I set up the chairs for Junior Choir. Today only half the choir, the Year 4s, are going to come because the Year 3s are out on a trip. It’s the third rehearsal (out of six so far) that the Year 3s have had to miss. I pack as much as I can into the 30-minute session. We sing Osprey, a lovely song with long held notes and my basic guitar accompaniment. This gives us a chance to really work at producing a full, rounded tone, not pinched. There are some simple canons in our next song and we work at these too. I introduce a simple three-note round for some more two-part singing. The children know that this is a time for focused work and the behaviour has improved a lot since the first session two months ago. There are still some children who find it really difficult to stay engaged with the work we are doing. I like this little group of singers. It is starting to feel like a choir.

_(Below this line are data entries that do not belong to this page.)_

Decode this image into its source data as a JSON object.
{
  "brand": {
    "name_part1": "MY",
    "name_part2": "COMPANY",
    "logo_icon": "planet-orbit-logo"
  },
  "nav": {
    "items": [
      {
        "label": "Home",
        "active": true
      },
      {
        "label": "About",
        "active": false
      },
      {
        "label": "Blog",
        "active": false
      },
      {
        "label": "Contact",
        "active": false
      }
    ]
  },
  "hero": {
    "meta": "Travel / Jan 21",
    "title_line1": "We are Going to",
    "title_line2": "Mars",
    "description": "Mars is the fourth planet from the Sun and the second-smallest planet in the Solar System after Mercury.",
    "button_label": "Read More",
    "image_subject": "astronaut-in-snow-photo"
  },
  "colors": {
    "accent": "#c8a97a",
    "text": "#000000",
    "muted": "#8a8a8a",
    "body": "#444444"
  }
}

At 12.15 I have some lunch up in the staffroom. There are only a few staff in there because most of the teachers work while they eat lunch in their classrooms marking books and preparing lessons. It really shouldn’t be like this! Everyone deserves a break, especially teachers. It’s a stressful job. Back in the Music Room the two Year 6 girls are at the piano again. This time one girl is teaching the other a piece she has evidently been taught herself. The ‘student’ in this case is a girl who has been actively discouraged from learning an instrument by her family. These two have found a neat way round this. It interests me that the ‘teacher’ says to her pupil “Your thumb always stays on C.” It’s typical of beginner piano books to give this impression but it’s not very imaginative.

I then walk back up to the other site to teach two Year 1 lessons. These are both successful lessons and two hours later I walk back down to the Music room. It’s been a fairly typical Tuesday.